Sunday, August 2, 2020

Blu-ray debut for Zhang Yimou's gorgeous and dark period piece, SHANGHAI TRIAD


Don't know how I happened to miss SHANGHAI TRIAD when it was released theatrically in the USA during the turn-of-the year holiday season of 1995-96. Chinese filmmaker Zhang Yimou and his star Gong Li were at the height of their critical and arthouse/ mainstream success around then, and the film itself -- a beautiful and quite dark costume/ gangster melodrama set in Shanghai in the 1930s -- holds up exceedingly well.

In any case, it's great to be able to catch up with the film in its new and very fine Blu-ray transfer from Film Movement. Visually, this is one of  the more beautiful movies you're likely to encounter, even if you will wonder if and why Zhang (shown at left) decided not (or simply neglected) to bother with any day-for-night effects. Nighttime has never looked this bright or sunny.

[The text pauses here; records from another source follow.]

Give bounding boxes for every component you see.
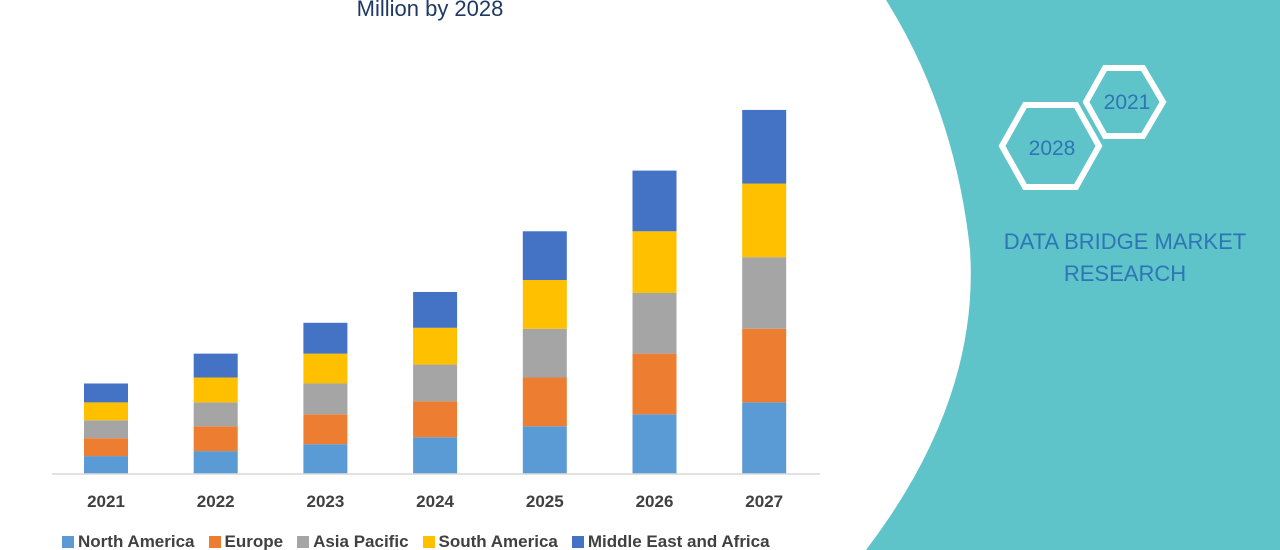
x-tick-label: 2022 [197, 492, 235, 511]
legend-label: North America [78, 532, 195, 550]
legend-label: Europe [224, 532, 284, 550]
bar-group [84, 109, 787, 474]
bar-segment-2026-south-america [632, 231, 677, 293]
legend-item: Europe [208, 532, 284, 550]
legend-item: Middle East and Africa [571, 532, 770, 550]
bar-segment-2024-north-america [413, 437, 458, 474]
bar-segment-2025-middle-east-and-africa [522, 231, 567, 281]
legend-label: Middle East and Africa [587, 532, 770, 550]
bar-segment-2027-asia-pacific [742, 257, 787, 329]
brand-name-line-1: DATA BRIDGE MARKET [1003, 229, 1247, 254]
legend-label: Asia Pacific [313, 532, 409, 550]
legend: North America Europe Asia Pacific South Ame… [62, 532, 770, 550]
legend-item: Asia Pacific [297, 532, 409, 550]
bar-segment-2026-middle-east-and-africa [632, 170, 677, 232]
bar-segment-2022-europe [193, 426, 238, 452]
hexagon-badge-2021 [1082, 65, 1167, 139]
badge-year-2021: 2021 [1104, 91, 1151, 114]
legend-label: South America [438, 532, 558, 550]
legend-swatch [62, 536, 74, 548]
bar-segment-2023-south-america [303, 353, 348, 384]
x-tick-label: 2025 [526, 492, 564, 511]
bar-segment-2024-middle-east-and-africa [413, 291, 458, 328]
bar-segment-2027-europe [742, 328, 787, 403]
x-tick-labels: 2021 2022 2023 2024 2025 2026 2027 [87, 492, 783, 511]
x-tick-label: 2021 [87, 492, 125, 511]
legend-swatch [208, 536, 221, 548]
badge-year-2028: 2028 [1029, 137, 1076, 160]
bar-segment-2025-south-america [522, 280, 567, 329]
bar-segment-2026-asia-pacific [632, 292, 677, 354]
x-tick-label: 2027 [745, 492, 783, 511]
bar-segment-2021-europe [84, 438, 128, 457]
chart-title: Million by 2028 [356, 0, 504, 21]
bar-segment-2021-middle-east-and-africa [84, 383, 128, 403]
brand-name: DATA BRIDGE MARKET RESEARCH [990, 226, 1260, 290]
bar-segment-2021-south-america [84, 402, 128, 421]
bar-segment-2022-asia-pacific [193, 402, 238, 427]
bar-segment-2023-middle-east-and-africa [303, 322, 348, 354]
bar-segment-2023-asia-pacific [303, 383, 348, 415]
hexagon-badge-2028 [998, 102, 1103, 190]
legend-item: South America [422, 532, 558, 550]
bar-segment-2022-north-america [193, 451, 238, 474]
bar-segment-2024-europe [413, 401, 458, 438]
bar-segment-2021-north-america [84, 456, 128, 474]
x-tick-label: 2023 [306, 492, 344, 511]
bar-segment-2023-europe [303, 414, 348, 445]
legend-swatch [571, 536, 584, 548]
bar-segment-2024-south-america [413, 327, 458, 365]
bar-segment-2023-north-america [303, 444, 348, 474]
bar-segment-2025-europe [522, 377, 567, 427]
x-tick-label: 2024 [416, 492, 454, 511]
x-tick-label: 2026 [636, 492, 674, 511]
bar-segment-2022-south-america [193, 377, 238, 403]
bar-segment-2026-north-america [632, 414, 677, 474]
bar-segment-2027-middle-east-and-africa [742, 109, 787, 184]
bar-segment-2024-asia-pacific [413, 364, 458, 402]
teal-brand-panel [866, 0, 1280, 550]
legend-item: North America [62, 532, 195, 550]
bar-segment-2025-asia-pacific [522, 328, 567, 378]
brand-name-line-2: RESEARCH [1063, 261, 1187, 286]
bar-segment-2022-middle-east-and-africa [193, 353, 238, 378]
bar-segment-2027-north-america [742, 402, 787, 474]
bar-segment-2025-north-america [522, 426, 567, 474]
bar-segment-2026-europe [632, 353, 677, 415]
bar-segment-2027-south-america [742, 183, 787, 258]
legend-swatch [422, 536, 435, 548]
legend-swatch [297, 536, 310, 548]
bar-segment-2021-asia-pacific [84, 420, 128, 439]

The initially-simple-but-soon-grows-more-complicated story involves an adolescent Tang family member (Wang Xiaoxiao, below, right) from the provinces who has come to Shanghai to work for the boss of an upper-echelon crime family, more specifically for that boss' spoiled and nasty showgirl mistress (played by Ms Gong, below, left).

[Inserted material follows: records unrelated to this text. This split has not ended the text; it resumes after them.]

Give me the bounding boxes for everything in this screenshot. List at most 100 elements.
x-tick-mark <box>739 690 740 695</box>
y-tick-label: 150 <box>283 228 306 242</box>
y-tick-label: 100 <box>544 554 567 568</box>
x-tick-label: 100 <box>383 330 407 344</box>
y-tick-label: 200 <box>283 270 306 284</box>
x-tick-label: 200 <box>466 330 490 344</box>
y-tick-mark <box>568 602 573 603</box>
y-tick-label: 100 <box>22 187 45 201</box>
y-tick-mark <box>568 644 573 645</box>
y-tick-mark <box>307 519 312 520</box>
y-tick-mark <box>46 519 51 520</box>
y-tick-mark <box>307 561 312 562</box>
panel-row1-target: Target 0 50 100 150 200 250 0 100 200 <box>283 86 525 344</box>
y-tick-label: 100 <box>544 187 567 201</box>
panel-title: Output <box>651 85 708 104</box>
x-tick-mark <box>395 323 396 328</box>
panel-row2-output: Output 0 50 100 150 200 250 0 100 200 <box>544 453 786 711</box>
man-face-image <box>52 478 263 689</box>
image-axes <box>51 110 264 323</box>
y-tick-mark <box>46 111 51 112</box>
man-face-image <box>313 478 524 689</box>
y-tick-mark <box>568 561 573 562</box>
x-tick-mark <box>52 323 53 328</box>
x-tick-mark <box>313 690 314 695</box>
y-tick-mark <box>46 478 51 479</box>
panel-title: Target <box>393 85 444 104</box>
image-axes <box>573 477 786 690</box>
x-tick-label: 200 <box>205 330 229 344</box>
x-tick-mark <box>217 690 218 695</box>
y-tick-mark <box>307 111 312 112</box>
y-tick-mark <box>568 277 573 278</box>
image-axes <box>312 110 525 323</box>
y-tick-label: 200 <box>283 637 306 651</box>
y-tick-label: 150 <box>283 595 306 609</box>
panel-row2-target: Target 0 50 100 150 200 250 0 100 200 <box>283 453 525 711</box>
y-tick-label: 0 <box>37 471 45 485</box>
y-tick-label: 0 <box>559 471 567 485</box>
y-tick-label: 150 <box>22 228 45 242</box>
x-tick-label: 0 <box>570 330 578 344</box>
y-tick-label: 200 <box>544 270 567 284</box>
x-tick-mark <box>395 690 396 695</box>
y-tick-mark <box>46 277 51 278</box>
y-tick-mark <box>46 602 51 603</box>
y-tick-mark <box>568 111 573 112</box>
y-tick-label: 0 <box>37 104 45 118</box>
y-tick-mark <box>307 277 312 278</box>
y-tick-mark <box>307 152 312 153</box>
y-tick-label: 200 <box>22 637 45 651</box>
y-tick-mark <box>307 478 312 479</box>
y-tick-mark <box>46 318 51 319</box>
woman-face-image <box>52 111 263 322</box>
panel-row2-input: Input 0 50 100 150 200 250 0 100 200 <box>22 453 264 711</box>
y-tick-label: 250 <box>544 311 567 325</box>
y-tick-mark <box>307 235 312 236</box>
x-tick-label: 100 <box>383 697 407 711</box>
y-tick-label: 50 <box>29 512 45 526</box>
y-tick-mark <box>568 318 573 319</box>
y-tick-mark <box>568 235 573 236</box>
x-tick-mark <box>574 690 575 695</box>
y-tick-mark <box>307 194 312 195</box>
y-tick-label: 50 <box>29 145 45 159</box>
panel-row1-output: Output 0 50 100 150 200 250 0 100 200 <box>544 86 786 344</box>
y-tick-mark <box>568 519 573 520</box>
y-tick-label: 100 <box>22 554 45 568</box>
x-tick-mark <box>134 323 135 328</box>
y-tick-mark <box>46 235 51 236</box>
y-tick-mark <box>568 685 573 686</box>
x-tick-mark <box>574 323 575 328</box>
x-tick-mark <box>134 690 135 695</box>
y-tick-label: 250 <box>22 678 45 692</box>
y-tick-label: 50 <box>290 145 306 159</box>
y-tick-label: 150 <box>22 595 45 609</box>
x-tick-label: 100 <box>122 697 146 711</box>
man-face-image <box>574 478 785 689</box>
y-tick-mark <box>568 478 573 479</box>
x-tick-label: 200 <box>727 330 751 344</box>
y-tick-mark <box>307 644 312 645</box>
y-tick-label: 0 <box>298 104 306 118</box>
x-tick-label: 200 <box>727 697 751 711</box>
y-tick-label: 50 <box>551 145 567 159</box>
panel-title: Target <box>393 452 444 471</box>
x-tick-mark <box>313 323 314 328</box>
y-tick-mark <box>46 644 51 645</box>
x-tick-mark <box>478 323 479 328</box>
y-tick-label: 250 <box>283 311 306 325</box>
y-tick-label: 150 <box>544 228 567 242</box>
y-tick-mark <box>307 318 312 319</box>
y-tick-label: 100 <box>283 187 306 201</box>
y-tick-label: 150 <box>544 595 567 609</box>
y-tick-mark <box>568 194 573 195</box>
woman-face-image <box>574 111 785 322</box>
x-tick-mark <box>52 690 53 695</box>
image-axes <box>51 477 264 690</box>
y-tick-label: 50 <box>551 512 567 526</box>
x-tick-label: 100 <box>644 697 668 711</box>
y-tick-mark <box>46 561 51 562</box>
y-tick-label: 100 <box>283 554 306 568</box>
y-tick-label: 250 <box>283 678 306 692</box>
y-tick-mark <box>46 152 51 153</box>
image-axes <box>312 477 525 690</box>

Betrayals of many types soon follow, and characters (some of them, at least) grow and change. By the end of this breathtakingly gorgeous and quite dark movie, the lessons learned have come at a huge cost. If Shanghai Triad does not have the obvious political and emotional heft of To Live, nor the historical/political/feminist framework of something like Raise the Red Lantern, all of these things remain essential to the film nonetheless. They may seem buried under the melodrama, but in a sense this makes them register all the more oddly yet strongly

There is only a single Bonus Features on the disc, but it's a whopping good one: a video essay by Grady Hendrix entitled "Trouble in Shanghai" that goes to town on all the ways one can view Shanghai Triad -- including as a kind of unintentional biopic/biography of both Zhang and Gong and the filmmaking process itself. This is a witty, funny, hugely intelligent piece of criticism/provocation, but do wait until you've seen the film to watch and listen to it.

From Film Movement Classics, in Mandarin with English subtitles and running 108 minutes, the film makes its Blu-ray debut this Tuesday, August 4 -- for purchase (and eventually, I would hope, for rental, too).